Friday, 5 June 2015

Article published in Manchester Evening News 5 June 2015


THE BBC Philharmonic begins a set of concerts including all six symphonies of Danish composer Carl Nielsen on June 9, with principal guest conductor John Storgårds. 

That’s not particularly surprising – it’s Nielsen’s 150th anniversary on the 9th, and Nielsen ‘cycles’ are on the agenda of a number of orchestras this year. The Phil’s series, though, includes another complete bag: Mahler’s song set entitled Des Knaben Wunderhorn. Guest singers are Roderick Williams, Florian Boesch, Gillian Keith and Hanno Müller-Brachman. 

Des Knaben Wunderhorn was a book of folk songs and poems first published in the early 19th century.
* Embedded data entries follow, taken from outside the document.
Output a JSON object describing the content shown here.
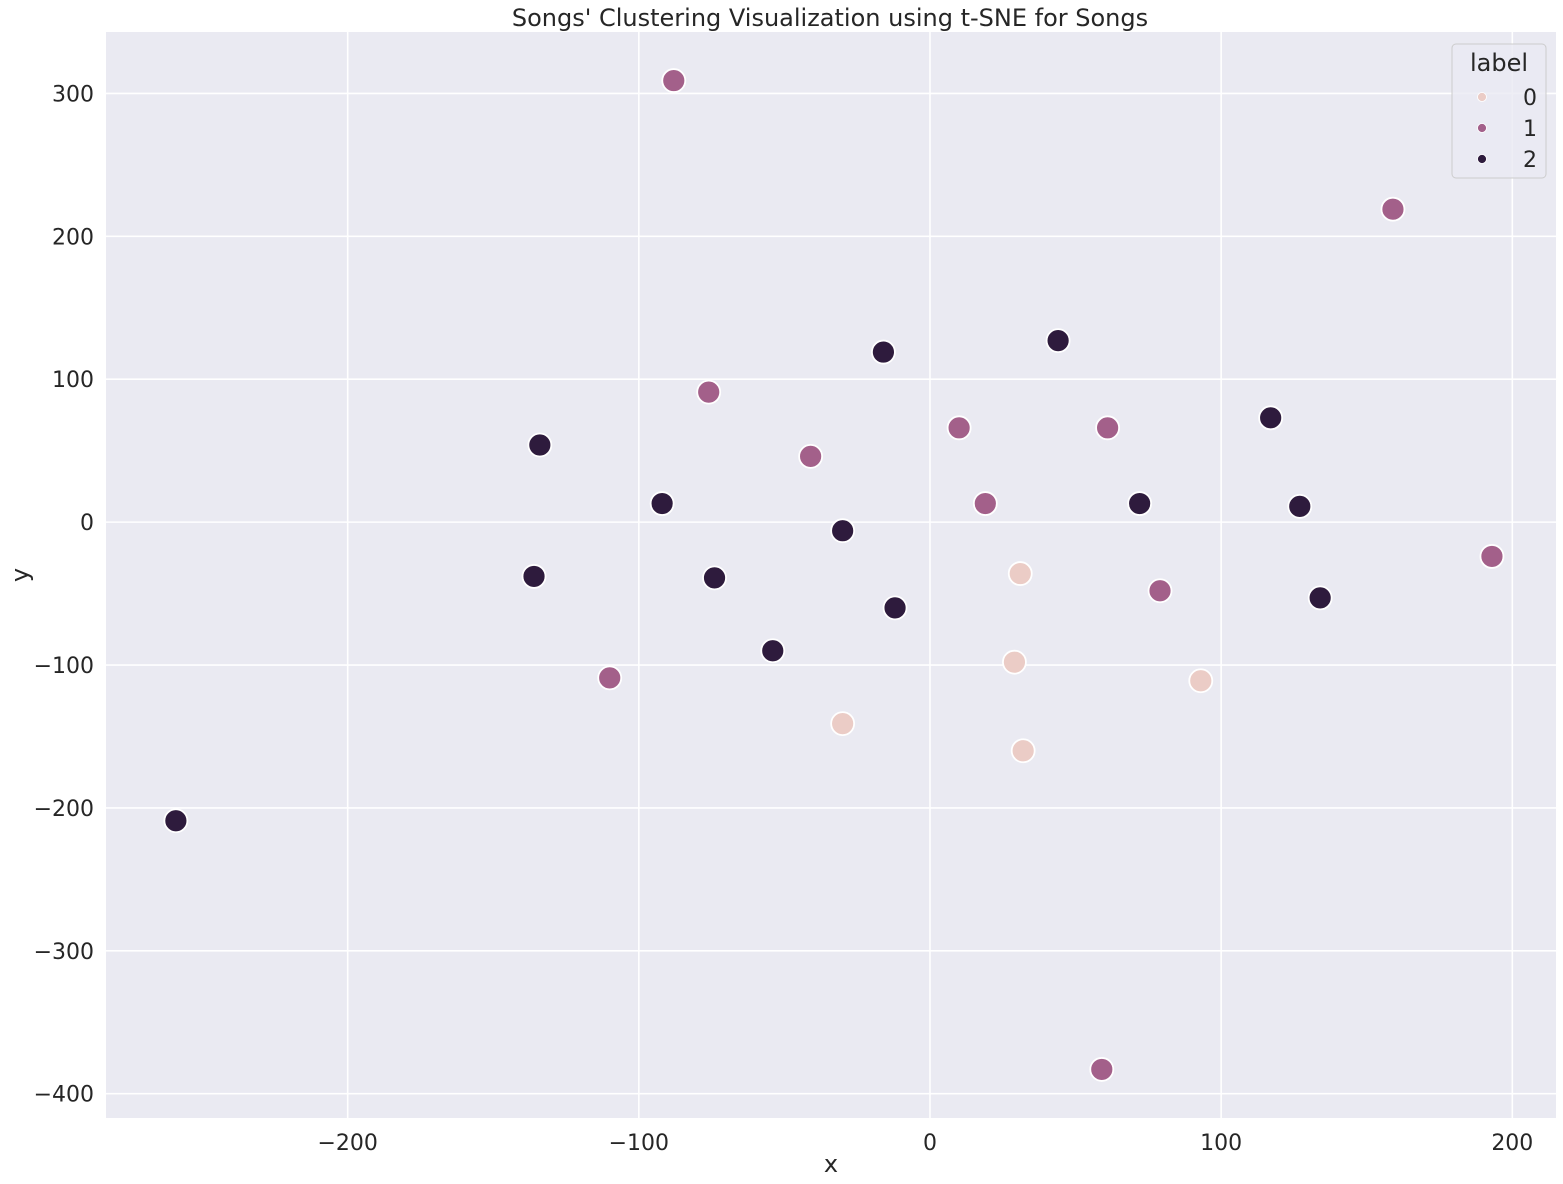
{
  "chart_data": {
    "type": "scatter",
    "title": "Songs' Clustering Visualization using t-SNE for Songs",
    "xlabel": "x",
    "ylabel": "y",
    "xlim": [
      -283,
      215
    ],
    "ylim": [
      -417,
      343
    ],
    "xticks": [
      -200,
      -100,
      0,
      100,
      200
    ],
    "yticks": [
      -400,
      -300,
      -200,
      -100,
      0,
      100,
      200,
      300
    ],
    "grid": true,
    "legend": {
      "title": "label",
      "placement": "top-right",
      "entries": [
        {
          "label": "0",
          "color": "#ebccc6"
        },
        {
          "label": "1",
          "color": "#a3608a"
        },
        {
          "label": "2",
          "color": "#2e1b3d"
        }
      ]
    },
    "series": [
      {
        "name": "0",
        "color": "#ebccc6",
        "points": [
          [
            31,
            -36
          ],
          [
            29,
            -98
          ],
          [
            93,
            -111
          ],
          [
            -30,
            -141
          ],
          [
            32,
            -160
          ]
        ]
      },
      {
        "name": "1",
        "color": "#a3608a",
        "points": [
          [
            -88,
            309
          ],
          [
            159,
            219
          ],
          [
            -76,
            91
          ],
          [
            -41,
            46
          ],
          [
            10,
            66
          ],
          [
            61,
            66
          ],
          [
            19,
            13
          ],
          [
            79,
            -48
          ],
          [
            193,
            -24
          ],
          [
            -110,
            -109
          ],
          [
            59,
            -383
          ]
        ]
      },
      {
        "name": "2",
        "color": "#2e1b3d",
        "points": [
          [
            -16,
            119
          ],
          [
            44,
            127
          ],
          [
            -134,
            54
          ],
          [
            117,
            73
          ],
          [
            -92,
            13
          ],
          [
            72,
            13
          ],
          [
            127,
            11
          ],
          [
            -30,
            -6
          ],
          [
            -136,
            -38
          ],
          [
            -74,
            -39
          ],
          [
            -12,
            -60
          ],
          [
            134,
            -53
          ],
          [
            -54,
            -90
          ],
          [
            -259,
            -209
          ]
        ]
      }
    ]
  }
}
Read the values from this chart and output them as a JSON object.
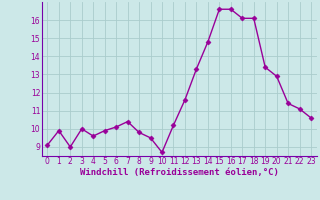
{
  "x": [
    0,
    1,
    2,
    3,
    4,
    5,
    6,
    7,
    8,
    9,
    10,
    11,
    12,
    13,
    14,
    15,
    16,
    17,
    18,
    19,
    20,
    21,
    22,
    23
  ],
  "y": [
    9.1,
    9.9,
    9.0,
    10.0,
    9.6,
    9.9,
    10.1,
    10.4,
    9.8,
    9.5,
    8.7,
    10.2,
    11.6,
    13.3,
    14.8,
    16.6,
    16.6,
    16.1,
    16.1,
    13.4,
    12.9,
    11.4,
    11.1,
    10.6
  ],
  "line_color": "#990099",
  "marker": "D",
  "marker_size": 2.5,
  "linewidth": 1.0,
  "bg_color": "#cce8e8",
  "grid_color": "#aacccc",
  "xlabel": "Windchill (Refroidissement éolien,°C)",
  "xlabel_color": "#990099",
  "tick_color": "#990099",
  "label_color": "#990099",
  "ylim": [
    8.5,
    17.0
  ],
  "xlim": [
    -0.5,
    23.5
  ],
  "yticks": [
    9,
    10,
    11,
    12,
    13,
    14,
    15,
    16
  ],
  "xticks": [
    0,
    1,
    2,
    3,
    4,
    5,
    6,
    7,
    8,
    9,
    10,
    11,
    12,
    13,
    14,
    15,
    16,
    17,
    18,
    19,
    20,
    21,
    22,
    23
  ],
  "tick_fontsize": 5.5,
  "xlabel_fontsize": 6.5,
  "spine_color": "#7700aa"
}
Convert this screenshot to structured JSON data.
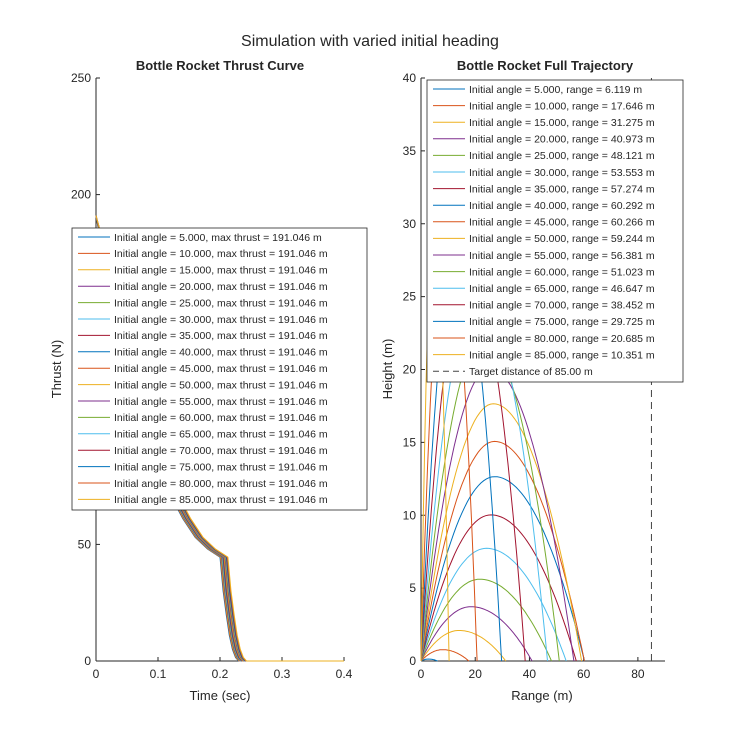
{
  "figure": {
    "suptitle": "Simulation with varied initial heading"
  },
  "colors": {
    "cycle": [
      "#0072BD",
      "#D95319",
      "#EDB120",
      "#7E2F8E",
      "#77AC30",
      "#4DBEEE",
      "#A2142F"
    ],
    "target": "#444444",
    "axis": "#262626"
  },
  "chart_data": [
    {
      "type": "line",
      "title": "Bottle Rocket Thrust Curve",
      "xlabel": "Time (sec)",
      "ylabel": "Thrust (N)",
      "xlim": [
        0,
        0.4
      ],
      "ylim": [
        0,
        250
      ],
      "xticks": [
        0,
        0.1,
        0.2,
        0.3,
        0.4
      ],
      "yticks": [
        0,
        50,
        100,
        150,
        200,
        250
      ],
      "xtick_labels": [
        "0",
        "0.1",
        "0.2",
        "0.3",
        "0.4"
      ],
      "ytick_labels": [
        "0",
        "50",
        "100",
        "150",
        "200",
        "250"
      ],
      "grid": false,
      "legend_position": "center-left",
      "thrust_points": [
        [
          0,
          191.0
        ],
        [
          0.02,
          160
        ],
        [
          0.04,
          135
        ],
        [
          0.06,
          114
        ],
        [
          0.08,
          97
        ],
        [
          0.1,
          83
        ],
        [
          0.12,
          71
        ],
        [
          0.14,
          61
        ],
        [
          0.16,
          53
        ],
        [
          0.18,
          48
        ],
        [
          0.2,
          44.5
        ],
        [
          0.205,
          30
        ],
        [
          0.21,
          20
        ],
        [
          0.215,
          11
        ],
        [
          0.22,
          5
        ],
        [
          0.225,
          1.5
        ],
        [
          0.23,
          0
        ],
        [
          0.4,
          0
        ]
      ],
      "curve_shift": 0.0008,
      "series": [
        {
          "name": "Initial angle = 5.000, max thrust = 191.046 m"
        },
        {
          "name": "Initial angle = 10.000, max thrust = 191.046 m"
        },
        {
          "name": "Initial angle = 15.000, max thrust = 191.046 m"
        },
        {
          "name": "Initial angle = 20.000, max thrust = 191.046 m"
        },
        {
          "name": "Initial angle = 25.000, max thrust = 191.046 m"
        },
        {
          "name": "Initial angle = 30.000, max thrust = 191.046 m"
        },
        {
          "name": "Initial angle = 35.000, max thrust = 191.046 m"
        },
        {
          "name": "Initial angle = 40.000, max thrust = 191.046 m"
        },
        {
          "name": "Initial angle = 45.000, max thrust = 191.046 m"
        },
        {
          "name": "Initial angle = 50.000, max thrust = 191.046 m"
        },
        {
          "name": "Initial angle = 55.000, max thrust = 191.046 m"
        },
        {
          "name": "Initial angle = 60.000, max thrust = 191.046 m"
        },
        {
          "name": "Initial angle = 65.000, max thrust = 191.046 m"
        },
        {
          "name": "Initial angle = 70.000, max thrust = 191.046 m"
        },
        {
          "name": "Initial angle = 75.000, max thrust = 191.046 m"
        },
        {
          "name": "Initial angle = 80.000, max thrust = 191.046 m"
        },
        {
          "name": "Initial angle = 85.000, max thrust = 191.046 m"
        }
      ]
    },
    {
      "type": "line",
      "title": "Bottle Rocket Full Trajectory",
      "xlabel": "Range (m)",
      "ylabel": "Height (m)",
      "xlim": [
        0,
        90
      ],
      "ylim": [
        0,
        40
      ],
      "xticks": [
        0,
        20,
        40,
        60,
        80
      ],
      "yticks": [
        0,
        5,
        10,
        15,
        20,
        25,
        30,
        35,
        40
      ],
      "xtick_labels": [
        "0",
        "20",
        "40",
        "60",
        "80"
      ],
      "ytick_labels": [
        "0",
        "5",
        "10",
        "15",
        "20",
        "25",
        "30",
        "35",
        "40"
      ],
      "grid": false,
      "legend_position": "top-right",
      "target_distance": 85.0,
      "series": [
        {
          "name": "Initial angle = 5.000, range = 6.119 m",
          "angle": 5,
          "range": 6.119
        },
        {
          "name": "Initial angle = 10.000, range = 17.646 m",
          "angle": 10,
          "range": 17.646
        },
        {
          "name": "Initial angle = 15.000, range = 31.275 m",
          "angle": 15,
          "range": 31.275
        },
        {
          "name": "Initial angle = 20.000, range = 40.973 m",
          "angle": 20,
          "range": 40.973
        },
        {
          "name": "Initial angle = 25.000, range = 48.121 m",
          "angle": 25,
          "range": 48.121
        },
        {
          "name": "Initial angle = 30.000, range = 53.553 m",
          "angle": 30,
          "range": 53.553
        },
        {
          "name": "Initial angle = 35.000, range = 57.274 m",
          "angle": 35,
          "range": 57.274
        },
        {
          "name": "Initial angle = 40.000, range = 60.292 m",
          "angle": 40,
          "range": 60.292
        },
        {
          "name": "Initial angle = 45.000, range = 60.266 m",
          "angle": 45,
          "range": 60.266
        },
        {
          "name": "Initial angle = 50.000, range = 59.244 m",
          "angle": 50,
          "range": 59.244
        },
        {
          "name": "Initial angle = 55.000, range = 56.381 m",
          "angle": 55,
          "range": 56.381
        },
        {
          "name": "Initial angle = 60.000, range = 51.023 m",
          "angle": 60,
          "range": 51.023
        },
        {
          "name": "Initial angle = 65.000, range = 46.647 m",
          "angle": 65,
          "range": 46.647
        },
        {
          "name": "Initial angle = 70.000, range = 38.452 m",
          "angle": 70,
          "range": 38.452
        },
        {
          "name": "Initial angle = 75.000, range = 29.725 m",
          "angle": 75,
          "range": 29.725
        },
        {
          "name": "Initial angle = 80.000, range = 20.685 m",
          "angle": 80,
          "range": 20.685
        },
        {
          "name": "Initial angle = 85.000, range = 10.351 m",
          "angle": 85,
          "range": 10.351
        },
        {
          "name": "Target distance of 85.00 m",
          "dashed": true
        }
      ]
    }
  ]
}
Its verses about love, war, childhood and wandering became a foundation document of Romanticism. 

Mahler was one of several composers to put the songs to music, and among his settings around a dozen for voice with orchestra date from 1899. 

But why put them alongside Nielsen’s symphonies? I asked BBC Philharmonic general manager Simon Webb. 

“What we’re trying to do with Nielsen is to put him in context as a great 20th century symphonist,” he said. “He doesn’t have that status in public consciousness, and in my view he should have. 

“We’re putting him alongside Mahler, as there are profound synergies between them. Mahler wasn’t seen as a great symphonic composer by many until the 1960s, which was a period of personal exploration and experience.  

“Then his music came to be appreciated in a new way – to my mind that has rarely happened with Nielsen.” 

He pointed out that the settings of these folk (or folk-like) songs made their way into Mahler’s symphonies (nos. 2, 3 and 4), and Nielsen’s symphonies are also rooted in folk music and the traditions of his country.  

“Both looked at the natural world for inspiration and imagery. Both challenged conventional ideas about the symphony – Mahler obviously, but Nielsen, too, for instance by writing a two-movement symphony, adding extra instruments to the conventional line-up, or including a wordless vocal line.

 “And in the Mahler songs you have tragedy, frustration, joy and comedy – it’s as if ‘music is life’ … which is actually something Nielsen said.” 

The Philharmonic and John Storgårds have already completed the Sibelius symphonies on CD – this month they bring out the full Nielsen set, too, on the Chandos label.